A um grupo de Budistas da corrente Shingon provenientes do Japão

Saúdo de modo particular o grupo de visitantes Budistas provenientes do Japão. Dou-vos calorosas boas-vindas. Desejo-vos bênçãos de paz. Paz interior, apoiada na aceitação da verdade acerca de nós próprios, e no significado da nossa existência Paz com os outros, que consiste no respeito pela dignidade de cada ser humano. Deus vos conceda as suas graças.

Aos peregrinos de língua alemã

Na audiência de hoje dirijo uma especial saudação de boas-vindas à Peregrinação do "Periódico Eclesiástico para a Arquidiocese de Colónia". A minha Bênção vos acompanhe e a toda a diocese, neste aniversário da vossa magnífica igreja episcopal, a catedral de Colónia. Oxalá este templo sagrado de Deus, na sua extraordinária monumentalidade artística, seja expressão e testemunho visível de uma vida religiosa e eclesialmente activa, de uma vida consagrada ao louvor a Deus e à construção do seu Reino neste mundo. Sede cada vez mais conscientes da vossa dignidade e da vossa missão como cristãos e permanecei sempre firmes na vossa fé e no vosso amor para com Cristo e a sua Igreja. Na vossa peregrinação à Cidade Eterna é isto que o Deus de toda a graça vos concede mediante a minha Bênção Apostólica.

A dois Coros holandeses

Com grande alegria saúdo também os dois Coros da Holanda aqui presentes: o "De Haagse Zangers", de Haia, e o "Rotte's Mannenkoor", de Roterdão.

Agradeço a todos e a cada um a sua presença e o seu harmonioso canto. Oxalá a alegria que transmitis aos outros com as vossas canções se reflicta do mesmo modo nas vossas vidas, e vos estimule no progresso espiritual.

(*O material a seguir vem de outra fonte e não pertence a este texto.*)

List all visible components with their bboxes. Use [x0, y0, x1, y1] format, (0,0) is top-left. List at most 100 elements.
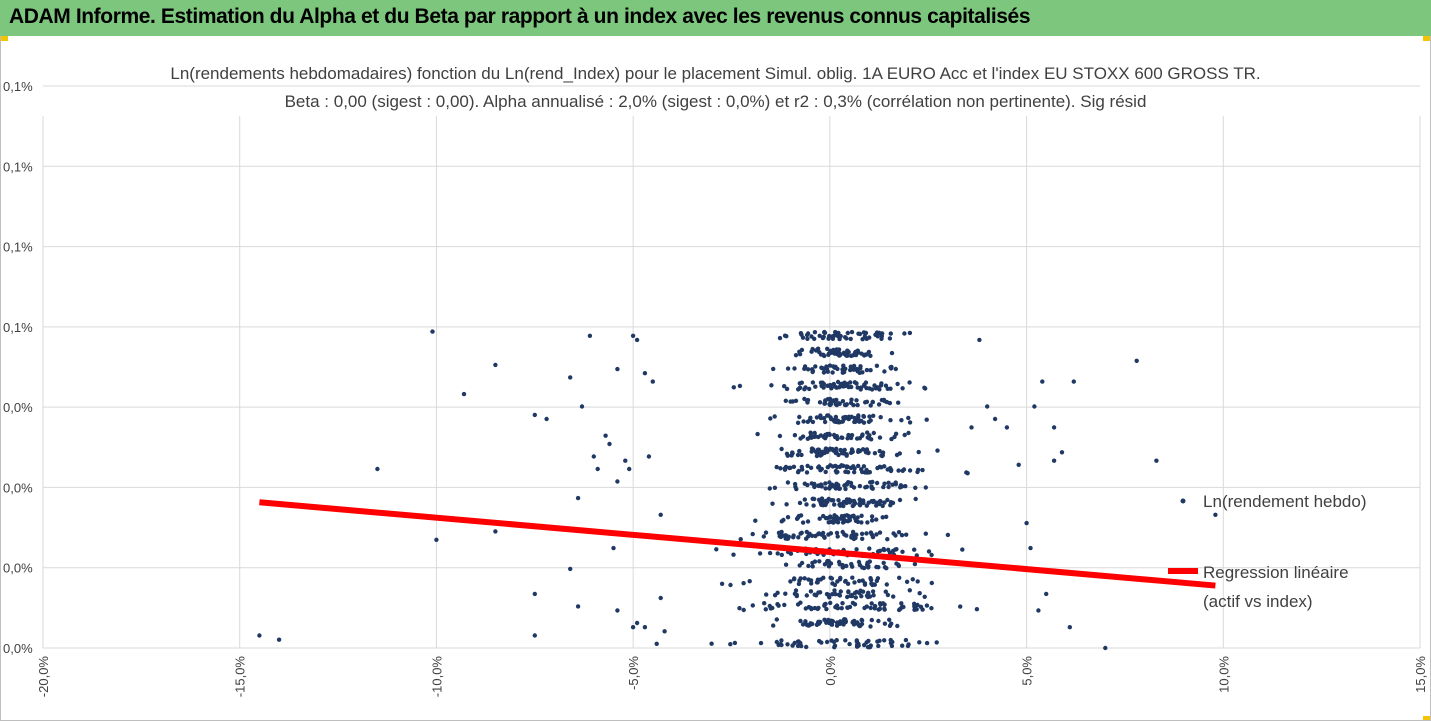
data-point — [871, 593, 876, 598]
data-point — [867, 414, 872, 419]
data-point — [768, 416, 773, 421]
data-point — [843, 638, 848, 643]
data-point — [859, 618, 865, 623]
data-point — [827, 402, 833, 408]
data-point — [823, 498, 828, 504]
data-point — [867, 433, 872, 438]
data-point — [839, 514, 845, 519]
data-point — [852, 380, 858, 385]
data-point — [817, 449, 822, 454]
data-point — [750, 531, 755, 537]
data-point — [750, 603, 755, 608]
data-point — [776, 642, 781, 648]
data-point — [850, 575, 855, 580]
data-point — [888, 418, 893, 423]
y-tick-label: 0,0% — [3, 561, 33, 576]
data-point — [607, 441, 612, 447]
data-point — [845, 594, 850, 600]
data-point — [805, 336, 810, 341]
data-point — [763, 530, 769, 535]
data-point — [805, 331, 811, 336]
data-point — [802, 366, 807, 371]
data-point — [795, 452, 801, 458]
data-point — [591, 454, 596, 459]
data-point — [880, 515, 885, 520]
data-point — [1032, 404, 1037, 409]
data-point — [807, 386, 812, 392]
x-tick-label: 10,0% — [1216, 656, 1231, 693]
data-point — [838, 503, 843, 508]
data-point — [1051, 458, 1057, 463]
data-point — [1004, 425, 1010, 430]
data-point — [852, 466, 857, 471]
data-point — [887, 623, 893, 628]
data-point — [792, 640, 797, 646]
data-point — [849, 353, 855, 358]
data-point — [821, 385, 826, 390]
data-point — [732, 640, 738, 646]
x-tick-label: -15,0% — [233, 656, 248, 698]
data-point — [821, 370, 827, 375]
data-point — [882, 638, 887, 643]
data-point — [826, 431, 832, 437]
data-point — [817, 333, 822, 338]
data-point — [817, 400, 823, 405]
data-point — [849, 397, 854, 402]
data-point — [801, 419, 806, 424]
x-tick-label: -10,0% — [429, 656, 444, 698]
data-point — [888, 503, 893, 508]
data-point — [876, 618, 881, 624]
data-point — [876, 402, 882, 407]
data-point — [836, 401, 842, 406]
data-point — [837, 464, 843, 469]
legend-label-regression-line1: Regression linéaire — [1203, 563, 1349, 582]
data-point — [854, 638, 859, 643]
data-point — [871, 498, 876, 504]
data-point — [844, 563, 849, 569]
data-point — [865, 645, 871, 650]
data-point — [824, 606, 829, 612]
data-point — [782, 602, 787, 608]
data-point — [882, 500, 887, 505]
data-point — [862, 382, 867, 387]
data-point — [770, 501, 775, 506]
data-point — [830, 370, 835, 375]
data-point — [826, 564, 832, 569]
data-point — [888, 331, 893, 336]
data-point — [929, 580, 934, 586]
data-point — [615, 608, 620, 613]
data-point — [852, 602, 858, 607]
data-point — [880, 503, 885, 509]
data-point — [837, 593, 843, 598]
data-point — [812, 496, 817, 502]
data-point — [857, 436, 863, 441]
data-point — [797, 448, 802, 454]
data-point — [845, 581, 851, 586]
data-point — [827, 480, 832, 485]
data-point — [779, 519, 784, 524]
regression-line — [259, 499, 1216, 589]
data-point — [823, 469, 828, 475]
data-point — [877, 606, 883, 611]
data-point — [791, 533, 796, 538]
data-point — [813, 434, 818, 439]
data-point — [877, 530, 883, 535]
data-point — [575, 495, 581, 501]
data-point — [831, 417, 836, 423]
data-point — [878, 383, 884, 388]
data-point — [833, 414, 839, 420]
data-point — [893, 366, 898, 372]
data-point — [823, 481, 828, 486]
data-point — [840, 399, 846, 404]
data-point — [276, 637, 282, 642]
data-point — [870, 479, 875, 485]
data-point — [896, 607, 902, 613]
data-point — [813, 533, 818, 539]
data-point — [880, 601, 886, 606]
data-point — [857, 483, 863, 489]
data-point — [848, 336, 853, 342]
data-point — [860, 536, 865, 541]
data-point — [903, 484, 908, 489]
data-point — [814, 415, 820, 420]
data-point — [859, 513, 864, 518]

São estes os meus sinceros votos com a minha Bênção e oração por vós.

Aos peregrinos espanhóis

Saúdo agora com afecto os grupos de "Amas de Casa" e do Banco Guipuzcoano, provenientes de Logroño, que se encontram presentes nesta Audiência.

Oxalá este encontro deixe no vosso ânimo, queridos irmãos. e irmãs, um renovado propósito de fidelidade ao vosso compromisso cristão, e difunda os valores do espírito no vosso respectivo ambiente familiar e social.

Ao assegurar-vos uma recordação na minha prece, abençoo-vos cordialmente e a todos as vossas queridas famílias.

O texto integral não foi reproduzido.